By BBC/Evelyne Wareh
One of the most powerful Atlantic hurricanes in recent years has been moving across the Caribbean towards Jamaica, Haiti and eastern Cuba.
Parts of Jamaica have already been lashed by rain and strong winds, with flood waters blocking roads in the capital, Kingston.
A hurricane warning is in place for Haiti, which is expected to be more seriously affected. The category-four hurricane is due to bring up to 64 cm (25 inches) of rain.
That in turn could trigger life-threatening landslides and floods. The Haitian authorities have urged people to stock up on food and water and secure their homes.

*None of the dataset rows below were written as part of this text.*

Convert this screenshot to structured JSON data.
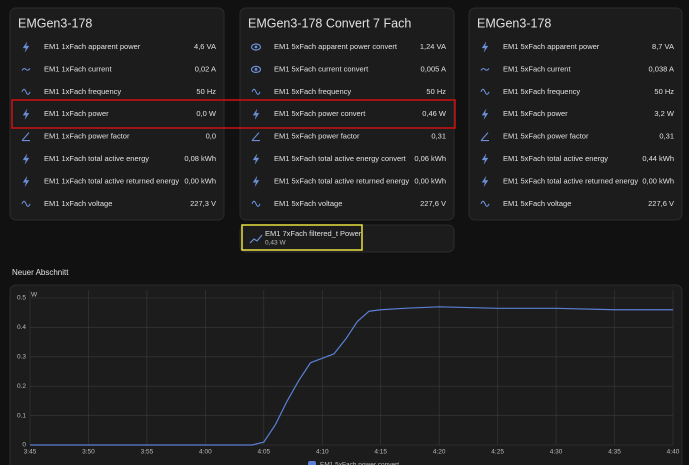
{
  "cards": [
    {
      "title": "EMGen3-178",
      "rows": [
        {
          "name": "EM1 1xFach apparent power",
          "value": "4,6 VA"
        },
        {
          "name": "EM1 1xFach current",
          "value": "0,02 A"
        },
        {
          "name": "EM1 1xFach frequency",
          "value": "50 Hz"
        },
        {
          "name": "EM1 1xFach power",
          "value": "0,0 W"
        },
        {
          "name": "EM1 1xFach power factor",
          "value": "0,0"
        },
        {
          "name": "EM1 1xFach total active energy",
          "value": "0,08 kWh"
        },
        {
          "name": "EM1 1xFach total active returned energy",
          "value": "0,00 kWh"
        },
        {
          "name": "EM1 1xFach voltage",
          "value": "227,3 V"
        }
      ]
    },
    {
      "title": "EMGen3-178 Convert 7 Fach",
      "rows": [
        {
          "name": "EM1 5xFach apparent power convert",
          "value": "1,24 VA"
        },
        {
          "name": "EM1 5xFach current convert",
          "value": "0,005 A"
        },
        {
          "name": "EM1 5xFach frequency",
          "value": "50 Hz"
        },
        {
          "name": "EM1 5xFach power convert",
          "value": "0,46 W"
        },
        {
          "name": "EM1 5xFach power factor",
          "value": "0,31"
        },
        {
          "name": "EM1 5xFach total active energy convert",
          "value": "0,06 kWh"
        },
        {
          "name": "EM1 5xFach total active returned energy",
          "value": "0,00 kWh"
        },
        {
          "name": "EM1 5xFach voltage",
          "value": "227,6 V"
        }
      ]
    },
    {
      "title": "EMGen3-178",
      "rows": [
        {
          "name": "EM1 5xFach apparent power",
          "value": "8,7 VA"
        },
        {
          "name": "EM1 5xFach current",
          "value": "0,038 A"
        },
        {
          "name": "EM1 5xFach frequency",
          "value": "50 Hz"
        },
        {
          "name": "EM1 5xFach power",
          "value": "3,2 W"
        },
        {
          "name": "EM1 5xFach power factor",
          "value": "0,31"
        },
        {
          "name": "EM1 5xFach total active energy",
          "value": "0,44 kWh"
        },
        {
          "name": "EM1 5xFach total active returned energy",
          "value": "0,00 kWh"
        },
        {
          "name": "EM1 5xFach voltage",
          "value": "227,6 V"
        }
      ]
    }
  ],
  "tile": {
    "name": "EM1 7xFach filtered_t Power",
    "state": "0,43 W"
  },
  "section": {
    "title": "Neuer Abschnitt"
  },
  "chart_data": {
    "type": "line",
    "y_unit": "W",
    "x": [
      "3:45",
      "4:04",
      "4:05",
      "4:06",
      "4:07",
      "4:08",
      "4:09",
      "4:10",
      "4:11",
      "4:12",
      "4:13",
      "4:14",
      "4:15",
      "4:17",
      "4:20",
      "4:25",
      "4:30",
      "4:35",
      "4:40"
    ],
    "series": [
      {
        "name": "EM1 5xFach power convert",
        "color": "#5b7fd6",
        "values": [
          0,
          0,
          0.01,
          0.07,
          0.15,
          0.22,
          0.28,
          0.295,
          0.31,
          0.36,
          0.42,
          0.455,
          0.46,
          0.465,
          0.47,
          0.465,
          0.465,
          0.46,
          0.46
        ]
      }
    ],
    "xlim": [
      "3:45",
      "4:40"
    ],
    "xticks": [
      "3:45",
      "3:50",
      "3:55",
      "4:00",
      "4:05",
      "4:10",
      "4:15",
      "4:20",
      "4:25",
      "4:30",
      "4:35",
      "4:40"
    ],
    "ylim": [
      0,
      0.5
    ],
    "yticks": [
      0,
      0.1,
      0.2,
      0.3,
      0.4,
      0.5
    ],
    "grid": true
  }
}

Thousands are still living in tents following the huge earthquake in 2010.
As it moved slowly over the Caribbean on Sunday evening, Hurricane Matthew brought winds of up to 240km/h (150mph). Its centre is expected to pass to the east of Jamaica and make landfall to the south-western tip of Haiti late on Monday before reaching Cuba on Tuesday, forecasters say.
Southern areas of Haiti including Jeremie and Les Cayes are expected to see the worst of the heavy rain and treacherous winds.
“Wherever that centre passes close to would see the worst winds and that’s what’s projected to happen for the western tip of Haiti,” US hurricane specialist John Cangilosi said.
“There is a big concern for rains there and also a big concern for [a] storm surge.”
Forecasters say the storm is expected to pass east of Florida through the Bahamas, although it is too soon to say whether it will hit the US coast.
Haitian officials say that about 1,300 emergency shelters have been constructed across the country, sufficient to accommodate 340,000 people. Both airports in Haiti are closed.
Warnings have been broadcast over the radio urging people to pay attention to evacuation warnings, especially because some people are expected to try to stay in their homes to protect them from damage.
Interim President Jocelerme Privert on Sunday advised Haitians to be prepared to move quickly in an address on state radio.
“To those people living in houses that could collapse, it’s necessary that you leave these houses to take refuge in schools and churches,” he said.
In Jamaica emergency services rushed to protect buildings and get people in safe buildings. Long queues formed outside stores and at petrol stations as people stocked up. The Jamaican government urged people to evacuate and prepare for the storm two days ago.
“No turning back now. It is a matter of how long we have to wait this out,” Minister of Local Government Desmond Mackenzie said.
Matthew is expected to hit Cuba on Tuesday, potentially reaching the colonial city of Santiago de Cuba and the US Navy base of Guantanamo Bay.